During a U.S. Senate Committee on Energy and Natural Resources hearing to review the LWCF, McSally asked the President and CEO of the National Wildlife Federation, Collin O’Mara, to detail how Arizona residents benefit from opening Bureau of Land Management (BLM) lands near Safford to the public.
“The Land and Water Conservation Fund is really important to Arizona and as an outdoorswoman myself, I very much appreciate the value of the fund and how it’s impacted Arizona,” McSally said. “Mr. O’Mara, in your written testimony, you mentioned a recent conservation success story in Arizona preserving ET Ranch near Safford, Arizona. How were local stakeholders involved in this process and how will it benefit residents and visitors to the area?”
President and CEO of the National Wildlife Federation Collin O’Mara responded: “It’s a wonderful project, and it’s a project that brought together partners from a range of different conservation groups around the state working with yourself, working with the state government as well as the federal agencies, and the idea was to improve public access to a 600-acre BLM wilderness area that was not accessible for the most part around Safford, and then the nearby 27,000-acre Santa Teresa Wilderness Area as well. So by protecting these 600 acres very strategically, and the ET Ranch, we were able to connect these areas providing access for the first time ever. And for the residents of that area who have had these areas viewable but not accessible— kind of look but not touch— it’s transformative.”
Download McSally’s questioning HERE.
The Land and Water Conservation Fund is built upon a simple premise: if public resources are extracted from the ground, the sum of the value created should be reinvested in conservation. The program was designed to cost American taxpayer nothing, because it is funded by royalties from off-shore oil and gas development. It supports Arizona’s $21 billion industry that supports more than 200,000 jobs and generates nearly $1.5 billion in state and local tax revenue.

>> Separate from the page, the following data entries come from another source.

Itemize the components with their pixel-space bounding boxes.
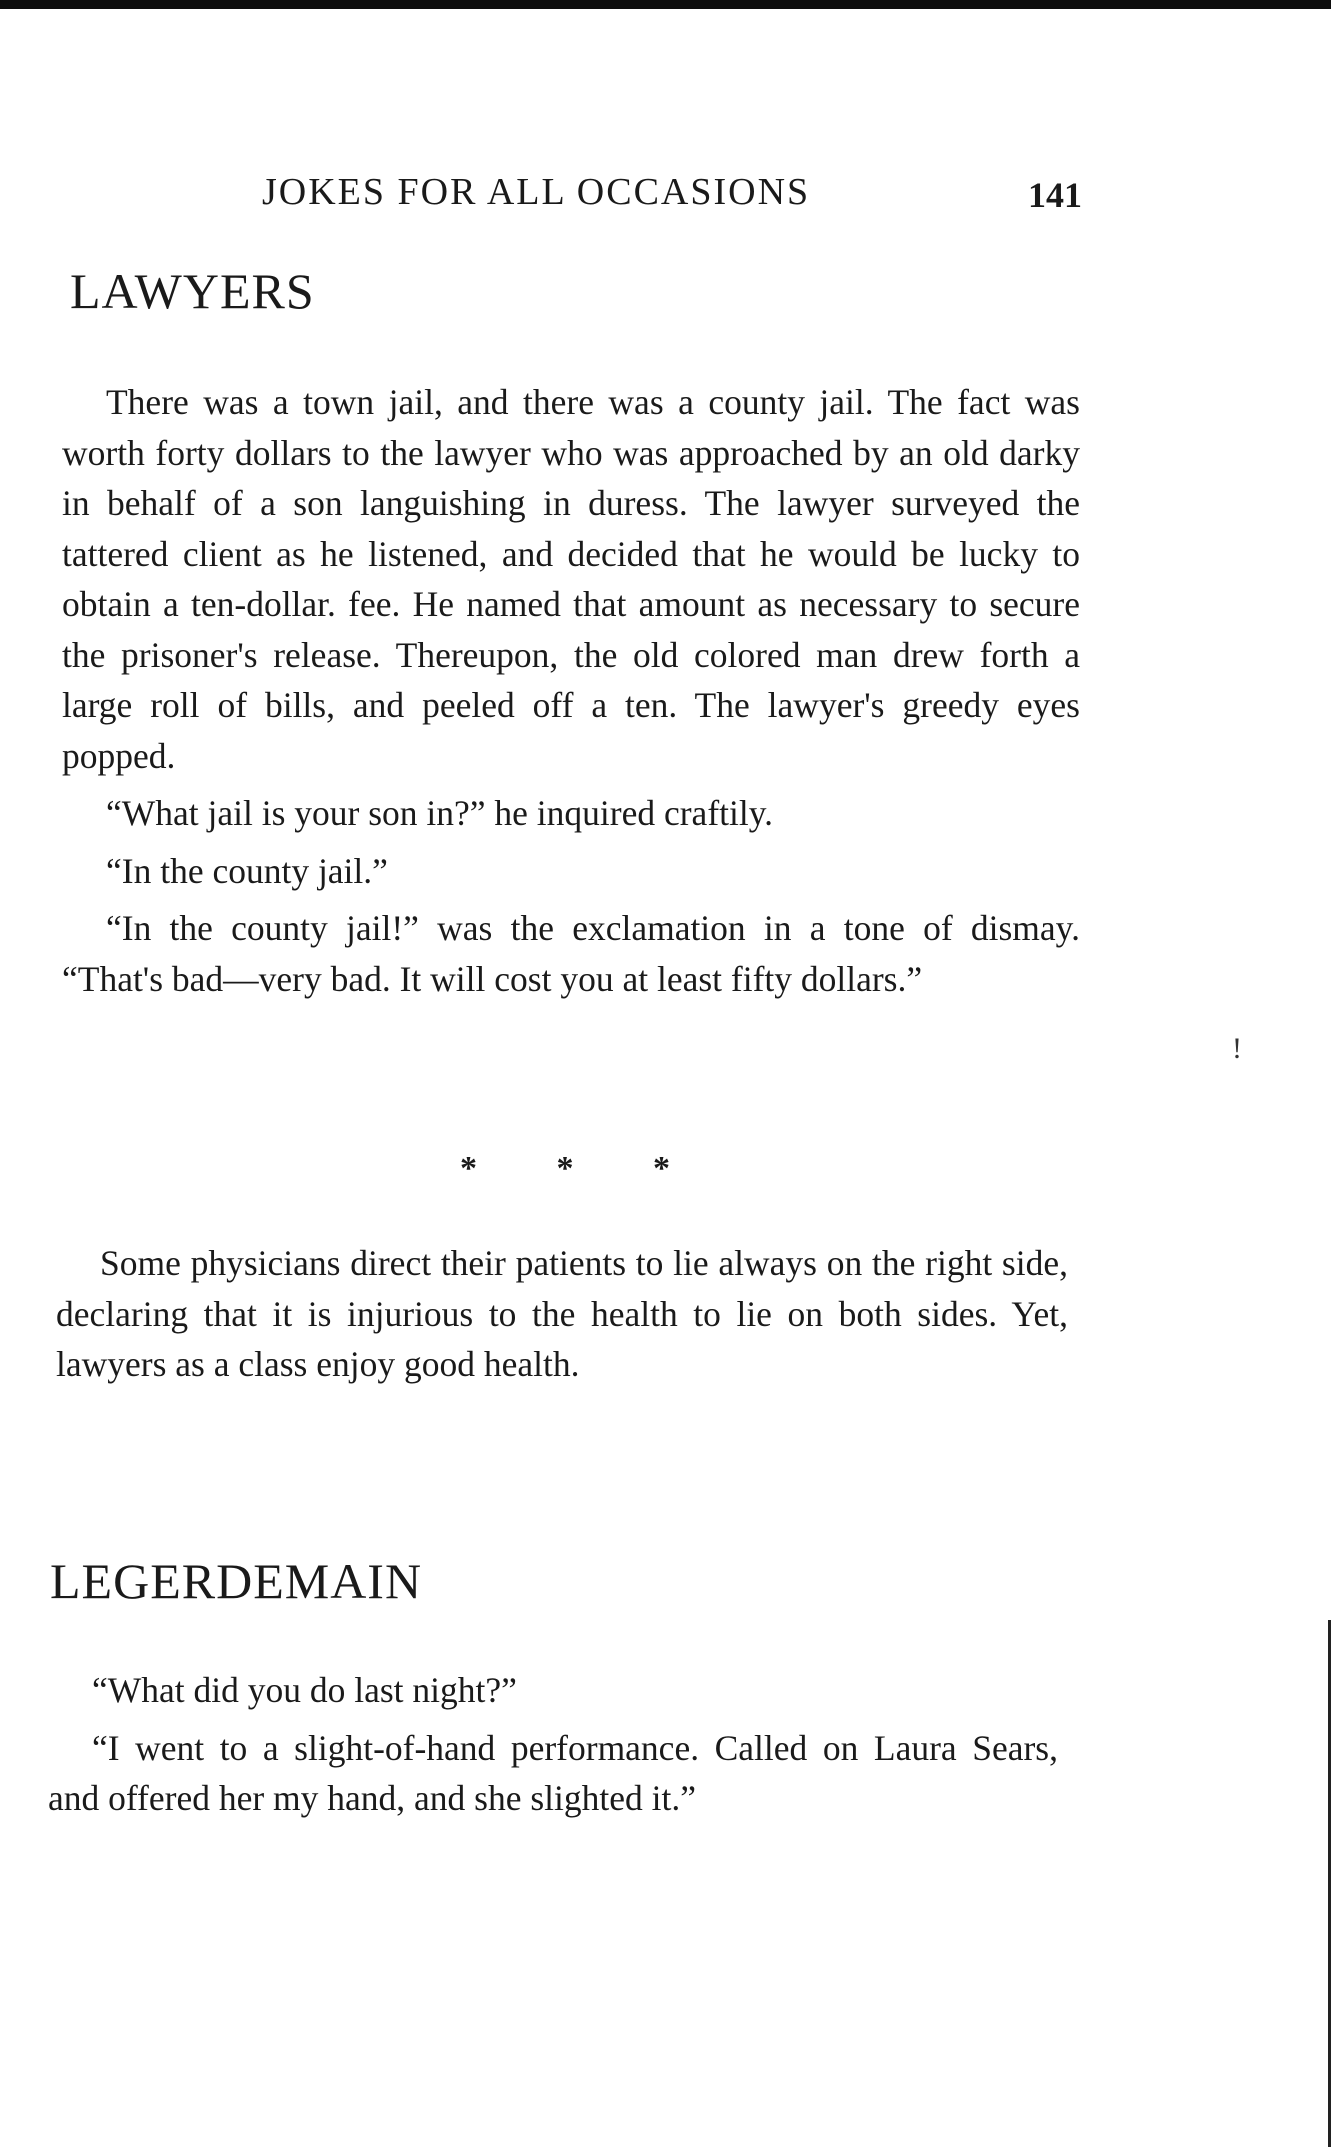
asterisk: * [556,1150,574,1187]
lawyers-text [62,377,1080,1011]
stray-ink-mark: ! [1232,1032,1242,1065]
asterisk: * [460,1150,477,1187]
paragraph: “What jail is your son in?” he inquired craftily. [106,793,774,833]
page-number: 141 [1028,175,1082,215]
section-heading-lawyers: LAWYERS [70,263,315,319]
running-title: JOKES FOR ALL OCCASIONS [262,171,811,213]
running-header [262,170,1082,220]
asterisk: * [653,1150,670,1187]
paragraph: “In the county jail.” [106,850,388,891]
paragraph: There was a town jail, and there was a county jail. The fact was worth forty dollars to the lawyer who was approached by an old darky in behalf of a son languishing in duress. The lawyer surveyed the tattered client as he listened, and decided that he would be lucky to obtain a ten-dollar. fee. He named that amount as necessary to secure the prisoner's release. Thereupon, the old colored man drew forth a large roll of bills, and peeled off a ten. The lawyer's greedy eyes popped. [62,382,1080,776]
paragraph: “I went to a slight-of-hand performance. Called on Laura Sears, and offered her my hand, and she slighted it.” [48,1727,1058,1818]
legerdemain-text [48,1665,1058,1831]
section-heading-legerdemain: LEGERDEMAIN [50,1553,423,1609]
physicians-text [56,1238,1068,1397]
paragraph: Some physicians direct their patients to lie always on the right side, declaring that it is injurious to the health to lie on both sides. Yet, lawyers as a class enjoy good health. [56,1243,1068,1384]
section-separator [460,1150,670,1188]
paragraph: “What did you do last night?” [92,1670,517,1710]
paragraph: “In the county jail!” was the exclamation in a tone of dismay. “That's bad—very bad. It will cost you at least fifty dollars.” [62,908,1080,999]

On March 12, the John D. Dingell, Jr. Conservation, Management, and Recreation Act, that permanently reauthorized LWCF, was signed into law with significant Arizona wins championed by McSally. Among those were the John McCain 21st Century Conservation Service Corps Act introduced by McSally to help tackle the backlog of park maintenance projects, and several bills to restore control of local land.